Suicide Linked to Phony Bond Offerings

     HOUSTON (CN) – Two men at the head of a web of insurance and financial-services companies swindled more than 100 investors out of $39 million through a phony corporate bond offering, the SEC says.
     Brian Bjork and the late Joel David Salinas, who died on July 17, apparently of suicide, also took $13 million from at least 52 investors by selling securities issued by two private funds, then used $3 million of it “for undisclosed affiliated transactions,” the SEC says in its federal complaint.
     The SEC sued Bjork, Salinas’ estate, and their six companies: the J. David Group of Companies, J. David Financial Group LP, Select Asset Management LLC, Select Capital Management LLC, Select Asset Fund I LLC and Select Asset Prime Index Fund LLC.
     The SEC says Bjork, 42, of Missouri City, Texas, and Salinas began running their bond scheme through J. David Group in 2004, then transferred all of the investors’ accounts to Select Asset on Jan. 1, 2007.
     “Bjork and Salinas promised investors safe, fixed income by investing in highly rated corporate bonds and other bonds with annual yields up to 9 percent. In reality, the J. David Group corporate bond offering was bogus,” the SEC says.
     The agency claims Bjork gave investors fake account statements showing bond holdings that he and Salinas had never actually acquired, and lied when investors confronted him.
     “In November 2010, an elderly investor’s grandson met with Bjork, challenging him about the market values for the bonds on his grandmother’s Select Asset account statement. The grandson, who had some finance experience, pressed Bjork that the high bond values appeared to good to be true. Bjork assured the grandson that the values were correct and that Bjork knew how the values were determined, conveying the false impression that Bjork had actually purchased the bonds,” according to the 19-page complaint – long, for the SEC.
     Bjork lied to SEC investigators when they met with him in his Houston office in January this year, concealing the bond scheme by saying that account holders “only received a statement from the broker holding the advised assets and did not receive a separate statement from Select Asset,” the SEC says. “Bjork concealed the existence of the Select Asset account statements, preventing the examiners from discovering the fictitious bond holdings at J. David Financial.”
     In the second scheme, Bjork “offered securities in the form of units of preferred limited liability company membership interest (‘Units’) issued by two private funds,” the SEC says. Bjork and Salinas called the funds Fund I and Fund II.
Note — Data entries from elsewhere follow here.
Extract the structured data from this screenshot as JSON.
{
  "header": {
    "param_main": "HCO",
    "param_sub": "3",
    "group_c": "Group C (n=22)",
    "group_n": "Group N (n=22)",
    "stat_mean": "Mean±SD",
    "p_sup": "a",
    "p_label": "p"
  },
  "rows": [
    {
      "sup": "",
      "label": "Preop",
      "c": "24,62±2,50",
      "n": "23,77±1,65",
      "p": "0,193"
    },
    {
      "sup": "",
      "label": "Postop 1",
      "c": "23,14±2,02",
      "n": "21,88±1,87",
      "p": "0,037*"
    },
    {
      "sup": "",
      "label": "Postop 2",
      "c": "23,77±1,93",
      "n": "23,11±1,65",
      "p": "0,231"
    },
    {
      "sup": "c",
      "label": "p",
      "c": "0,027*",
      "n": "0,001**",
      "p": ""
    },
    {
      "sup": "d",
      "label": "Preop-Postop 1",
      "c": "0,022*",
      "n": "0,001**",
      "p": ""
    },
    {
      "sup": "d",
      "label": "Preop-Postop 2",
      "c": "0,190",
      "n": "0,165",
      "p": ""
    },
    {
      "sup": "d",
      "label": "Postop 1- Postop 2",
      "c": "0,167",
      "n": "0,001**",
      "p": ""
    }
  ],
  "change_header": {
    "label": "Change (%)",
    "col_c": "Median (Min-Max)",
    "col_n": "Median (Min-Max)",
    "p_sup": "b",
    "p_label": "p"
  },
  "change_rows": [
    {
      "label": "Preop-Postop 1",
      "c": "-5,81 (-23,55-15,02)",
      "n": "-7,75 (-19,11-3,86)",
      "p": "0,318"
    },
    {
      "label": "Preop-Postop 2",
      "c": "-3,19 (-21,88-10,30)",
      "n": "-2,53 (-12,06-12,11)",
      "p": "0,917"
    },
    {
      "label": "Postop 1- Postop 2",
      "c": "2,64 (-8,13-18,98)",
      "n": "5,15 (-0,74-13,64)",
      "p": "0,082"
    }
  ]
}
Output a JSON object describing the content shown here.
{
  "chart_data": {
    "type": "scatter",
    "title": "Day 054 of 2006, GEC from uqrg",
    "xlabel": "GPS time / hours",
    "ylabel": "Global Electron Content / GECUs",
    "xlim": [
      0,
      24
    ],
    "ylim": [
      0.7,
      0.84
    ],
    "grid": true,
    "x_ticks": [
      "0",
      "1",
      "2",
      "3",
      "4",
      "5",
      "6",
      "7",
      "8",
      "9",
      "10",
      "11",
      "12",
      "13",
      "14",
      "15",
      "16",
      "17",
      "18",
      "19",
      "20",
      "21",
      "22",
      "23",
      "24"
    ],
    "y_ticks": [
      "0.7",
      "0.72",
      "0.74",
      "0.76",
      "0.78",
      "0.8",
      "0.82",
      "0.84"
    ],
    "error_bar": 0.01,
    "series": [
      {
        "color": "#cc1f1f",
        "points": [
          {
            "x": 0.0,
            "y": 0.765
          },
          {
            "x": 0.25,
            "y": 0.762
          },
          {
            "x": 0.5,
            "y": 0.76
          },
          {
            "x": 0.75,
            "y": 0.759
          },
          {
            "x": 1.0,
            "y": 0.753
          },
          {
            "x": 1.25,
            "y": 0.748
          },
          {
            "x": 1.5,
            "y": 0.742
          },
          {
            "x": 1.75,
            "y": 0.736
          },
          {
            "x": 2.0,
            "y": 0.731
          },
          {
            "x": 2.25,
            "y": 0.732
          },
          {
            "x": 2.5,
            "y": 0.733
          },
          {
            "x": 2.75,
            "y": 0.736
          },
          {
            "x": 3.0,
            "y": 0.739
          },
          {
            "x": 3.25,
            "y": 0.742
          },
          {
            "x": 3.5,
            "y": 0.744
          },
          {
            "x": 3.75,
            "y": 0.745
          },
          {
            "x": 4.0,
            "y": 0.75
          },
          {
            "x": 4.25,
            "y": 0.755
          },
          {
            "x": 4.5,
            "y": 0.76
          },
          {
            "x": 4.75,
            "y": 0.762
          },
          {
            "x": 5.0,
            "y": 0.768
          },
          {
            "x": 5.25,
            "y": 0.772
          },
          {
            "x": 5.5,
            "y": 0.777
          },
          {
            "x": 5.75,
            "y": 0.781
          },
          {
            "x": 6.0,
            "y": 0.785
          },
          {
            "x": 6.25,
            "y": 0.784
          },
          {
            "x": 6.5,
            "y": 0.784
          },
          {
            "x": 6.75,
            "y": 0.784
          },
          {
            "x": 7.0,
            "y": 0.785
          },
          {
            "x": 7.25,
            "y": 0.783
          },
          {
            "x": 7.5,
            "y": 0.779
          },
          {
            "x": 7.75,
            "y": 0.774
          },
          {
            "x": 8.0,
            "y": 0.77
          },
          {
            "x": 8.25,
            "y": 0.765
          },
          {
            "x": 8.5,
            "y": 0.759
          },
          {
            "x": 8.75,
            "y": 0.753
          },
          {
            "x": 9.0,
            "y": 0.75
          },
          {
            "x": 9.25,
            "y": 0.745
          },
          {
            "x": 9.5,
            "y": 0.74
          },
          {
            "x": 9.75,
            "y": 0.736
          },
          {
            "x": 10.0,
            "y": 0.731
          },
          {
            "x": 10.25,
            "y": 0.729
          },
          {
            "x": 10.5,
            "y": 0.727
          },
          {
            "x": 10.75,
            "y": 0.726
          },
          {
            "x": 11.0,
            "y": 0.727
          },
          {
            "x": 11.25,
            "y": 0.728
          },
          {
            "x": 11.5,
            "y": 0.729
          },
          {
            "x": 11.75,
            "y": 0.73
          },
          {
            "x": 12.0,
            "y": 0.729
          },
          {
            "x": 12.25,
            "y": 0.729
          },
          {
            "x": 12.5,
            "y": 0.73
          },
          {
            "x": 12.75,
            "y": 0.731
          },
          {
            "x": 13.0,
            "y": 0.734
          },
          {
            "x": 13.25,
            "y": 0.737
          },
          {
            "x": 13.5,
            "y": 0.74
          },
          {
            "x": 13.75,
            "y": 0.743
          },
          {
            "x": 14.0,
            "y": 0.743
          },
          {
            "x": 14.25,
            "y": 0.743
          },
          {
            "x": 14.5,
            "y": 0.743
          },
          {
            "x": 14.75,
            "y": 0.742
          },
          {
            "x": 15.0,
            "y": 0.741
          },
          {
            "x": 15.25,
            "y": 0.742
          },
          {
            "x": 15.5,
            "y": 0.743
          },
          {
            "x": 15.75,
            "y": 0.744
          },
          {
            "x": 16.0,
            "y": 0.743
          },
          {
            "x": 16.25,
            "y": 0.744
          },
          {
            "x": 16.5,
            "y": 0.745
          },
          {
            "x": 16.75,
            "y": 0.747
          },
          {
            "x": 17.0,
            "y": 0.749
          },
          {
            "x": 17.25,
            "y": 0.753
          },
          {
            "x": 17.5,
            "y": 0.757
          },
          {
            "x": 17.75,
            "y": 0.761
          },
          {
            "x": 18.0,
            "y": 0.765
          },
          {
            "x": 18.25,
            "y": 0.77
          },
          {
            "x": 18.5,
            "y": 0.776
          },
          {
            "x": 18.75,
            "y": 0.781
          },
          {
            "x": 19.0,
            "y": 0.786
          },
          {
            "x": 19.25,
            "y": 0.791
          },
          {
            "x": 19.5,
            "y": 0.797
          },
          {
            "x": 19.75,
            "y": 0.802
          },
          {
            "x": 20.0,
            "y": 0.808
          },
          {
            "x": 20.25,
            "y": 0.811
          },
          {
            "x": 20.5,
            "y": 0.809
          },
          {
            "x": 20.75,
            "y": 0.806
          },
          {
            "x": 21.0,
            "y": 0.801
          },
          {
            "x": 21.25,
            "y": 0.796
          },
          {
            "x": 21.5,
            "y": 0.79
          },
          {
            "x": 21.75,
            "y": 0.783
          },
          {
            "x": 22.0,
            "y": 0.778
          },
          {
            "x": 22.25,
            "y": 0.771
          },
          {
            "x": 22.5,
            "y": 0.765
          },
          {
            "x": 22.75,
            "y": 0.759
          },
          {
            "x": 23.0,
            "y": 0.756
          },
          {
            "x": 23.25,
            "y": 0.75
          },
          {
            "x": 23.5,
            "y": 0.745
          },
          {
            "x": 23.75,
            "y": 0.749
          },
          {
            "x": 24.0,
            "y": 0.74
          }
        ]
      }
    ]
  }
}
     The SEC says Bjork issued private-placement memorandums (PPMs) to investors, claiming that the “funds intended to build a commercial-loan portfolio by originating short-term commercial loans, purchasing loan participations and syndications, and investing in commercial-loan funds. Each PPM also said the fund manager would seek loan opportunities with relatively short durations, focusing on asset classes that either pay in full or re-price in six to 36 months.”
     From August 2007 to December 2010 the funds raised more than $13 million from 52 investors, the SEC says. The funds then loaned the proceeds to Bjork-affiliated companies without disclosing it to investors, the SEC claims.
     The SEC says Bjork’s companies also commingled investor funds raised in Fund I and Fund II, did not give investors promised annual audited financial statements or quarterly unaudited balance sheets and, as mentioned previously, used more than $3 million of the Funds’ money for undisclosed transactions.
     The SEC seeks disgorgement, an injunction, penalties and damages for violations of the Securities Exchange Act.
     Salinas shot himself in the head, Sport Illustrated reported on its website Monday. The sports magazine said Salinas ran “an elite AAU basketball team called Houston Select,” and was “well-liked and trusted by a wide circle of friends that included Division I college basketball coaches, Texas oilmen and pro athletes.”